The apparent shape of the "Strömgren sphere'' around the highest-redshift QSOs with Gunn-Peterson troughs

Abstract

Although the highest-redshift QSOs (z>6.1) are embedded in a significantly neutral background universe (mass-averaged neutral hydrogen fraction >1%) as suggested by the Gunn-Peterson absorption troughs in their spectra, the intergalactic medium in their vicinity is highly ionized. The highly ionized region is generally idealized as spherical and called the Str\"omgren sphere. In this paper, by combining the expected evolution of the Str\"omgren sphere with the rule that the light of speed is finite, we illustrate the apparent shape of the ionization fronts around the highest-redshift QSOs and its evolution, which depends on the age, the luminosity evolution and the environment of the QSO (e.g., the hydrogen re-ionization history).
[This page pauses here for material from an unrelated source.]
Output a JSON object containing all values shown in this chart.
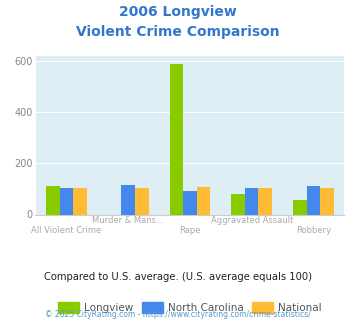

The apparent shape may systematically deviate from a spherical shape, unless the QSO age is significantly long compared to the hydrogen recombination process within the ionization front and the QSO luminosity evolution is significantly slow. The apparent shape of the "Str\"omgren sphere'' may be directly mapped by transmitted spectra of background sources behind or inside the ionized regions or by surveys of the hyper-fine transition (21cm) line emission of neutral hydrogen. The apparent shape could also be used to constrain the cosmological parameter \Omega_\Lambda by the Alcock-Paczy\'nski test.